Tout cela a fait en sorte que Goldorak est devenu une série culte. Mais peut-être pas pour les bonnes raisons. Car sa production est déficiente. La série est loin d'être bien écrite, elle est répétitive et souvent mal calibrée. Mais à cause de ces maladresses et parce qu'on voudrait souvent y trouver plus que ce qui s'y trouve, son écoute peut devenir une expérience kitsch et intense qui ne ressemble à rien. C'est la raison pour laquelle, au moment de sa grande sortie en coffret DVD, j'ai cru bon de préparer vos petits yeux en dressant la liste des....

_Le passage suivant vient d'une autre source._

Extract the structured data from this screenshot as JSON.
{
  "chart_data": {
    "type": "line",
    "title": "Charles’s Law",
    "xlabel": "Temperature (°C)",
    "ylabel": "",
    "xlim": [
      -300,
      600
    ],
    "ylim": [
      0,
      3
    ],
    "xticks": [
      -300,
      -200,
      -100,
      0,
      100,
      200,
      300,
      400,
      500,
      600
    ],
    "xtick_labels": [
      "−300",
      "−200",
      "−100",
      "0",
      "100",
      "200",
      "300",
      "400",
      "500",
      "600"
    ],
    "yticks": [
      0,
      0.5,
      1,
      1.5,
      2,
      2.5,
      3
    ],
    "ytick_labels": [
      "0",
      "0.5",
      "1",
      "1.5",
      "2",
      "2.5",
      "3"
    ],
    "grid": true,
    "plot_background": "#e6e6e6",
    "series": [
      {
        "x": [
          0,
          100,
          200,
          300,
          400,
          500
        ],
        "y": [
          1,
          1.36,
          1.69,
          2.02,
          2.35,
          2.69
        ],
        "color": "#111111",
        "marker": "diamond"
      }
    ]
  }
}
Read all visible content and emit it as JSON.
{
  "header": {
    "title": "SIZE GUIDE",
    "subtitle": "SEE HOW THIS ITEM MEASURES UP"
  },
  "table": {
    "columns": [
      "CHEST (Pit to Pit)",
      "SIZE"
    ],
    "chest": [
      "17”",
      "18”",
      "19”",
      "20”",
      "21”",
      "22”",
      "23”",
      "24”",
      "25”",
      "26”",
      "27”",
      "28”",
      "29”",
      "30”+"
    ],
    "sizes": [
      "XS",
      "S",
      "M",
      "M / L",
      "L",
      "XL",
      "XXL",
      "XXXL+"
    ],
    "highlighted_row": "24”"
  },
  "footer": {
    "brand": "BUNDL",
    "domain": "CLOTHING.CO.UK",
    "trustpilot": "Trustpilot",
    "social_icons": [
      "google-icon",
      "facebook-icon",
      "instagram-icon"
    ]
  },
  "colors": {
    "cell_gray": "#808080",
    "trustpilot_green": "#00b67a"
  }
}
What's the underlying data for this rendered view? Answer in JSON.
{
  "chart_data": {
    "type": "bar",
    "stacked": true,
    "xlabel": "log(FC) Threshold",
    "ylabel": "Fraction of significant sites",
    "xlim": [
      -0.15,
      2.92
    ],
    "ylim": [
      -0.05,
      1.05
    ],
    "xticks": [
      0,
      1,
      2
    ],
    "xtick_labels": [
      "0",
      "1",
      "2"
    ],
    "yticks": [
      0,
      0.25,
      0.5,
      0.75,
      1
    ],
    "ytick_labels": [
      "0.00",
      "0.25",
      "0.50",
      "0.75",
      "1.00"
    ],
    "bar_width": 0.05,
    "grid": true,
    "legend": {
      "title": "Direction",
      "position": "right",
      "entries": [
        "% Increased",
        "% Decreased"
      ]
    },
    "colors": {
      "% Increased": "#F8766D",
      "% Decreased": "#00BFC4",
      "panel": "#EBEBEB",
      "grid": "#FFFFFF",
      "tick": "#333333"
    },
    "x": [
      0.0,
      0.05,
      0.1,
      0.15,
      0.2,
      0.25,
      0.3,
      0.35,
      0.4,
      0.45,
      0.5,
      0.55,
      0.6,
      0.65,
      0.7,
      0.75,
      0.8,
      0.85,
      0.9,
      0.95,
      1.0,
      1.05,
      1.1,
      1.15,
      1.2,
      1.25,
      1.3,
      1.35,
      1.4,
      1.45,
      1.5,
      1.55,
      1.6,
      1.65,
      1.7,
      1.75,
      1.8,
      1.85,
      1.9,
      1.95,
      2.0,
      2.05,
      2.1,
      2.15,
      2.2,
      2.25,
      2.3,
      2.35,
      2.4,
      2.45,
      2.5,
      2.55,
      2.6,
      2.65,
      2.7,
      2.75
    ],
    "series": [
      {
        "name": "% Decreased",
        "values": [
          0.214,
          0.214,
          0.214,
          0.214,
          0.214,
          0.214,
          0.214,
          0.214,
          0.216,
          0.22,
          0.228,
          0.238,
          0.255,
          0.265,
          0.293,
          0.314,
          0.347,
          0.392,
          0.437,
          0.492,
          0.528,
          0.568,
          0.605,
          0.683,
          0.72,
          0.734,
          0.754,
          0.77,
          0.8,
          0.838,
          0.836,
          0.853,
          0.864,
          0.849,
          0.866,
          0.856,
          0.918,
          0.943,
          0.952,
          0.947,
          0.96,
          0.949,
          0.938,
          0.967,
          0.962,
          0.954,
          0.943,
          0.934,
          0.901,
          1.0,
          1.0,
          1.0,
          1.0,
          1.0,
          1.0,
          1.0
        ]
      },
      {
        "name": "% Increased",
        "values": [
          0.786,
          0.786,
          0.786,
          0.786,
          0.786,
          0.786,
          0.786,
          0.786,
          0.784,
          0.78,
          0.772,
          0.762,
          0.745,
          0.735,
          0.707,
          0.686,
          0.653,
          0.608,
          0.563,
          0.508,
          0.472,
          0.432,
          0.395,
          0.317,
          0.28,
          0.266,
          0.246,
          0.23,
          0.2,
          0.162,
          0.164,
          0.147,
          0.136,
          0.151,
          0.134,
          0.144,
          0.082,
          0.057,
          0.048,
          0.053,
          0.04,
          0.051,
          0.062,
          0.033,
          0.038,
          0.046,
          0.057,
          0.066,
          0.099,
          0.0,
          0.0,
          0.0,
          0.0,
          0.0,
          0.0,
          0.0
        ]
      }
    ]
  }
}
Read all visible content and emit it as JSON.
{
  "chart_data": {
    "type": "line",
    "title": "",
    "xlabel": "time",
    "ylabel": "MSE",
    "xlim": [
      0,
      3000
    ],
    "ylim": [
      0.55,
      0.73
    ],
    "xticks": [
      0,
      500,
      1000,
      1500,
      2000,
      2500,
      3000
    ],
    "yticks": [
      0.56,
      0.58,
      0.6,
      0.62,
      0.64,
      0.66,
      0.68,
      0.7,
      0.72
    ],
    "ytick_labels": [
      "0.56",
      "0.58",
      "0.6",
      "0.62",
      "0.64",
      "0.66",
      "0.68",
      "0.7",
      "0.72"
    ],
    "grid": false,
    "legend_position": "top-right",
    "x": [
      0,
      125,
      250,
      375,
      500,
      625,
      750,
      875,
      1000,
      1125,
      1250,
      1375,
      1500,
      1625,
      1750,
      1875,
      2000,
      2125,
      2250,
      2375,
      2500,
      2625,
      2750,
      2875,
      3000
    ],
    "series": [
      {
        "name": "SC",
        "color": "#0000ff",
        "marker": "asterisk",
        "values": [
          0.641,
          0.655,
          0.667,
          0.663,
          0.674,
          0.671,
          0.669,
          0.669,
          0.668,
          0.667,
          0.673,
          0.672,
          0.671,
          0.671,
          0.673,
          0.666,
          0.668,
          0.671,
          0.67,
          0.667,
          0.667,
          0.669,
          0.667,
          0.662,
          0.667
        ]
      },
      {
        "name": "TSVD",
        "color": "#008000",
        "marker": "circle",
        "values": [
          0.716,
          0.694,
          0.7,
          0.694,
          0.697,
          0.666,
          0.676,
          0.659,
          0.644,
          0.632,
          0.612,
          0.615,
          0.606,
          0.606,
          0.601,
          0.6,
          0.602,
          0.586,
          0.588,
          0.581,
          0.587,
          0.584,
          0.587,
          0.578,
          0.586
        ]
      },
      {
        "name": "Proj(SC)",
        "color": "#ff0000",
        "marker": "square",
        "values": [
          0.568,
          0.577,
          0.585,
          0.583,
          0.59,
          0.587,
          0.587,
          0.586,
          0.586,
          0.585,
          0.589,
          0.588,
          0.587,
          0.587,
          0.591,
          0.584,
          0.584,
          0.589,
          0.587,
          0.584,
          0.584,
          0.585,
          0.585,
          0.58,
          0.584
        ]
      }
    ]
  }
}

10 choses qui font de Goldorak une série à part
Dessins de Vincent Giard 


1- Actarus, le personnage principal, est un gros ass.
La série est construite autour d'Actarus et son combat intérieur: il s'est réfugié sur Terre après la destruction de sa planète, mais il a en même temps apporté la menace des forces de Véga qui ont détruit Euphor et menacent maintenant d'envahir la "planète bleue". Mais c'est ici que s'arrête l'empathie qu'on peut avoir pour le prince d'Euphor parce qu'après dix épisodes, on voudrait lui péter la face. Il est d'abord paternaliste et méprisant à l'endroit d'Alcor, lui interdisant systématiquement de sortir combattre les golgoths et quand il lui sauve la vie, ce qui arrive souvent, il lui réitère que c'était trop dangereux au lieu de le remercier convenablement. Dans une émission pour enfants dans laquelle on l'érige en figure d'autorité, c'est jusse pas mal winner. D'autant plus qu'Actarus est ouvertement sexiste et même misogyne par moments, n'hésitant pas à remettre les femmes à leur place quand sonne l'heure du combat. Il est souvent navrant de voir aller la pauvre Vénusia, qui aime Actarus et l'adule comme une adolescente, se faire rejeter froidement sans aucuns égards pour ses sentiments. Lorsqu'elle se montre trop étourdie dans "Le déluge des nouveaux mondes", il la gifle si fort qu'elle en perd conscience. Il en profite alors pour la dénuder (parce que ses vêtements sont mouillés et qu'elle pourrait attraper froid), et on est gêné de constater la profonde déception de Vénusia à son réveil. Mais Actarus, lui, n'est jamais trop étourdi. Sur les 74 épisodes que compte la série on le voit rire aux épisodes 25 et 47, fanfaronner à l'épisode 43 et s'amuser AU POINT DE DANSER à l'épisode 9. Quel joyeux drille. C'est ce que doit penser Alizée, protagoniste de "L'ours polaire", quand il la gifle pour l'encourager à prendre un sédatif. Un gros ass, je vous dis.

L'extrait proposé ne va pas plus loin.